Bon, c’est le nom du wifi de l’aéroport, mais je l’ai aussi retrouvé en commentaire sur les events Facebook concernant des artistes qui avaient joué. Je répondrais I Love Tbilisi. On sent en se baladant que la ville est meurtrie, qu’elle a connue la richesse et la ruine, plusieurs fois. Une ville, un pays marqué par la religion d’un côté (96% de la population de Tbilissi est Chrétienne, la plupart sont Orthodoxes), une indépendance tardive, en 1991 à la suite de la chute de l’Union Soviétique, une Histoire récente encore assez chargée, et de l’autre côté une jeunesse qui a soif de liberté, d’égalité, qui est contre l’oppression et l’homophobie. Comme l’article de Resident Advisor le démontre, la rave est là-bas presque un acte militant.

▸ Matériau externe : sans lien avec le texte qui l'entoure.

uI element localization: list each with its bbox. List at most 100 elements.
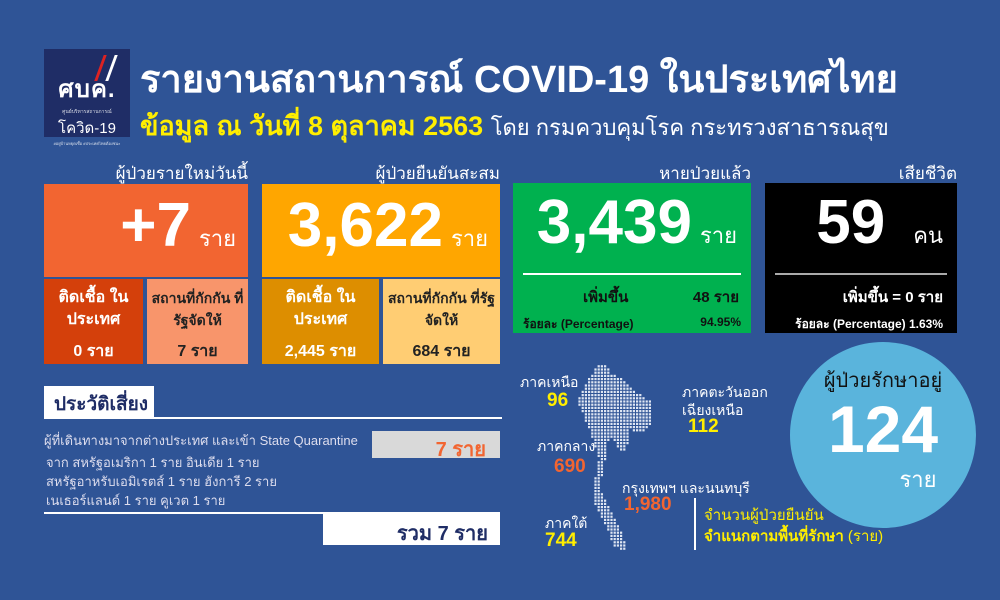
map-dot [632,397,635,400]
map-dot [610,531,613,534]
map-dot [594,390,597,393]
map-dot [597,486,600,489]
map-dot [626,422,629,425]
map-dot [613,406,616,409]
map-dot [636,413,639,416]
map-dot [626,384,629,387]
map-dot [629,416,632,419]
map-dot [594,486,597,489]
map-dot [588,416,591,419]
map-dot [645,403,648,406]
map-dot [594,435,597,438]
map-dot [607,378,610,381]
map-dot [607,435,610,438]
map-dot [626,410,629,413]
map-dot [597,413,600,416]
cumulative-quarantine-box: สถานที่กักกัน ที่รัฐจัดให้ 684 ราย [383,279,500,364]
map-dot [645,426,648,429]
map-dot [604,448,607,451]
map-dot [604,442,607,445]
map-dot [607,429,610,432]
map-dot [597,445,600,448]
map-dot [600,422,603,425]
map-dot [600,435,603,438]
map-dot [632,419,635,422]
divider [44,417,502,419]
map-dot [607,438,610,441]
map-dot [636,397,639,400]
map-dot [639,426,642,429]
map-dot [613,528,616,531]
map-dot [600,400,603,403]
map-dot [610,397,613,400]
map-dot [607,394,610,397]
map-dot [600,406,603,409]
map-dot [636,403,639,406]
map-dot [620,422,623,425]
map-dot [607,368,610,371]
map-dot [600,374,603,377]
map-dot [623,410,626,413]
map-dot [600,467,603,470]
map-dot [588,419,591,422]
map-dot [610,413,613,416]
map-dot [616,445,619,448]
map-dot [626,400,629,403]
map-dot [604,451,607,454]
map-dot [604,384,607,387]
map-dot [597,387,600,390]
map-dot [597,438,600,441]
map-dot [604,381,607,384]
map-dot [604,416,607,419]
map-dot [600,426,603,429]
map-dot [607,371,610,374]
map-dot [604,509,607,512]
map-dot [620,438,623,441]
map-dot [616,528,619,531]
map-dot [636,394,639,397]
divider [44,512,500,514]
map-dot [607,419,610,422]
map-dot [588,394,591,397]
map-dot [616,422,619,425]
map-dot [629,387,632,390]
map-dot [632,429,635,432]
risk-total: รวม 7 ราย [323,514,500,545]
map-dot [600,464,603,467]
map-dot [645,406,648,409]
map-dot [597,426,600,429]
map-dot [591,410,594,413]
map-dot [607,506,610,509]
map-dot [594,445,597,448]
map-dot [597,371,600,374]
map-dot [623,397,626,400]
map-dot [604,435,607,438]
recovered-box: 3,439 ราย เพิ่มขึ้น 48 ราย ร้อยละ (Percent… [513,183,751,333]
map-dot [597,442,600,445]
map-dot [597,477,600,480]
map-dot [604,397,607,400]
map-dot [613,374,616,377]
map-dot [597,451,600,454]
map-dot [620,403,623,406]
map-dot [642,426,645,429]
map-dot [600,451,603,454]
map-dot [613,541,616,544]
map-dot [594,413,597,416]
map-dot [594,438,597,441]
map-dot [600,496,603,499]
map-dot [597,474,600,477]
map-dot [594,442,597,445]
map-dot [591,384,594,387]
map-dot [588,413,591,416]
map-dot [584,406,587,409]
map-dot [616,378,619,381]
map-dot [597,397,600,400]
map-dot [616,534,619,537]
map-dot [594,483,597,486]
map-dot [626,416,629,419]
map-dot [636,426,639,429]
map-dot [639,403,642,406]
map-dot [607,528,610,531]
map-dot [616,531,619,534]
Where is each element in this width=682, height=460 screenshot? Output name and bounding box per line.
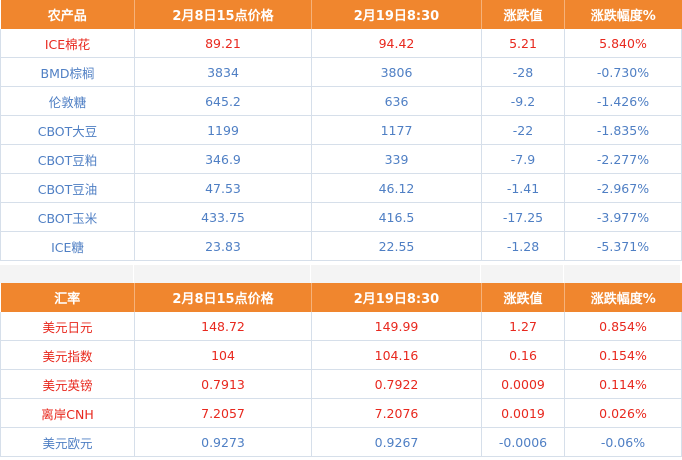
- price-feb19-cell: 339: [311, 144, 482, 174]
- change-pct-cell: -2.277%: [564, 144, 682, 174]
- header-change: 涨跌值: [481, 0, 565, 29]
- table-row: 伦敦糖 645.2 636 -9.2 -1.426%: [0, 86, 682, 116]
- agricultural-products-table: 农产品 2月8日15点价格 2月19日8:30 涨跌值 涨跌幅度% ICE棉花 8…: [0, 0, 682, 261]
- price-feb19-cell: 3806: [311, 57, 482, 87]
- change-pct-cell: -1.426%: [564, 86, 682, 116]
- table-row: ICE棉花 89.21 94.42 5.21 5.840%: [0, 29, 682, 58]
- table-row: CBOT豆油 47.53 46.12 -1.41 -2.967%: [0, 173, 682, 203]
- exchange-rate-table: 汇率 2月8日15点价格 2月19日8:30 涨跌值 涨跌幅度% 美元日元 148…: [0, 283, 682, 457]
- change-cell: -28: [481, 57, 565, 87]
- change-cell: -22: [481, 115, 565, 145]
- exchange-rate-table-body: 美元日元 148.72 149.99 1.27 0.854% 美元指数 104 104.16 0…: [0, 312, 682, 457]
- change-pct-cell: -5.371%: [564, 231, 682, 261]
- change-cell: 5.21: [481, 29, 565, 58]
- change-cell: -0.0006: [481, 427, 565, 457]
- header-change: 涨跌值: [481, 283, 565, 312]
- table-row: ICE糖 23.83 22.55 -1.28 -5.371%: [0, 231, 682, 261]
- change-pct-cell: -3.977%: [564, 202, 682, 232]
- agricultural-table-body: ICE棉花 89.21 94.42 5.21 5.840% BMD棕榈 3834 3806 -2…: [0, 29, 682, 261]
- row-name-cell: 美元日元: [0, 312, 135, 341]
- change-cell: -7.9: [481, 144, 565, 174]
- row-name-cell: 美元指数: [0, 340, 135, 370]
- change-pct-cell: 5.840%: [564, 29, 682, 58]
- change-cell: -17.25: [481, 202, 565, 232]
- change-pct-cell: -1.835%: [564, 115, 682, 145]
- change-cell: 1.27: [481, 312, 565, 341]
- change-pct-cell: 0.154%: [564, 340, 682, 370]
- section-divider: [0, 265, 681, 283]
- header-exchange-rate: 汇率: [0, 283, 135, 312]
- price-feb8-cell: 0.9273: [134, 427, 312, 457]
- row-name-cell: CBOT豆粕: [0, 144, 135, 174]
- header-change-pct: 涨跌幅度%: [564, 283, 682, 312]
- header-change-pct: 涨跌幅度%: [564, 0, 682, 29]
- price-feb8-cell: 346.9: [134, 144, 312, 174]
- price-feb8-cell: 7.2057: [134, 398, 312, 428]
- header-price-feb8: 2月8日15点价格: [134, 0, 312, 29]
- change-pct-cell: 0.854%: [564, 312, 682, 341]
- change-cell: -1.28: [481, 231, 565, 261]
- price-feb8-cell: 433.75: [134, 202, 312, 232]
- header-price-feb19: 2月19日8:30: [311, 0, 482, 29]
- change-cell: -1.41: [481, 173, 565, 203]
- price-feb8-cell: 3834: [134, 57, 312, 87]
- change-pct-cell: -0.06%: [564, 427, 682, 457]
- price-feb8-cell: 645.2: [134, 86, 312, 116]
- price-feb8-cell: 1199: [134, 115, 312, 145]
- header-price-feb19: 2月19日8:30: [311, 283, 482, 312]
- price-feb8-cell: 148.72: [134, 312, 312, 341]
- header-product: 农产品: [0, 0, 135, 29]
- price-feb8-cell: 89.21: [134, 29, 312, 58]
- table-row: CBOT豆粕 346.9 339 -7.9 -2.277%: [0, 144, 682, 174]
- price-feb8-cell: 104: [134, 340, 312, 370]
- row-name-cell: 离岸CNH: [0, 398, 135, 428]
- row-name-cell: BMD棕榈: [0, 57, 135, 87]
- table-header-row: 汇率 2月8日15点价格 2月19日8:30 涨跌值 涨跌幅度%: [0, 283, 682, 312]
- price-feb19-cell: 22.55: [311, 231, 482, 261]
- change-pct-cell: 0.026%: [564, 398, 682, 428]
- change-cell: -9.2: [481, 86, 565, 116]
- price-feb19-cell: 7.2076: [311, 398, 482, 428]
- price-feb19-cell: 636: [311, 86, 482, 116]
- row-name-cell: CBOT玉米: [0, 202, 135, 232]
- price-feb19-cell: 1177: [311, 115, 482, 145]
- change-pct-cell: -2.967%: [564, 173, 682, 203]
- price-feb19-cell: 0.7922: [311, 369, 482, 399]
- change-cell: 0.16: [481, 340, 565, 370]
- table-header-row: 农产品 2月8日15点价格 2月19日8:30 涨跌值 涨跌幅度%: [0, 0, 682, 29]
- row-name-cell: 美元英镑: [0, 369, 135, 399]
- price-feb8-cell: 23.83: [134, 231, 312, 261]
- row-name-cell: ICE棉花: [0, 29, 135, 58]
- row-name-cell: CBOT大豆: [0, 115, 135, 145]
- price-feb8-cell: 47.53: [134, 173, 312, 203]
- table-row: 美元指数 104 104.16 0.16 0.154%: [0, 340, 682, 370]
- table-row: 离岸CNH 7.2057 7.2076 0.0019 0.026%: [0, 398, 682, 428]
- price-feb19-cell: 46.12: [311, 173, 482, 203]
- price-feb19-cell: 94.42: [311, 29, 482, 58]
- change-pct-cell: -0.730%: [564, 57, 682, 87]
- table-row: BMD棕榈 3834 3806 -28 -0.730%: [0, 57, 682, 87]
- row-name-cell: 美元欧元: [0, 427, 135, 457]
- change-cell: 0.0009: [481, 369, 565, 399]
- header-price-feb8: 2月8日15点价格: [134, 283, 312, 312]
- price-feb19-cell: 0.9267: [311, 427, 482, 457]
- price-feb8-cell: 0.7913: [134, 369, 312, 399]
- row-name-cell: CBOT豆油: [0, 173, 135, 203]
- row-name-cell: 伦敦糖: [0, 86, 135, 116]
- table-row: 美元欧元 0.9273 0.9267 -0.0006 -0.06%: [0, 427, 682, 457]
- price-feb19-cell: 416.5: [311, 202, 482, 232]
- table-row: CBOT大豆 1199 1177 -22 -1.835%: [0, 115, 682, 145]
- price-feb19-cell: 149.99: [311, 312, 482, 341]
- row-name-cell: ICE糖: [0, 231, 135, 261]
- change-cell: 0.0019: [481, 398, 565, 428]
- table-row: 美元英镑 0.7913 0.7922 0.0009 0.114%: [0, 369, 682, 399]
- table-row: 美元日元 148.72 149.99 1.27 0.854%: [0, 312, 682, 341]
- change-pct-cell: 0.114%: [564, 369, 682, 399]
- table-row: CBOT玉米 433.75 416.5 -17.25 -3.977%: [0, 202, 682, 232]
- price-feb19-cell: 104.16: [311, 340, 482, 370]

Il y a quelques autres lieux proposant de la musique électronique à Tbilisi ; Mtkvarze, Café Gallery et quelques autres. Il semblerait que la scène à fait pousser ses racines depuis un moment déjà, mais elle commence tout juste à bouillonner. Même l’édition géorgienne de Forbes qui a consacré un article à Bassiani a senti le changement. Vivement demain.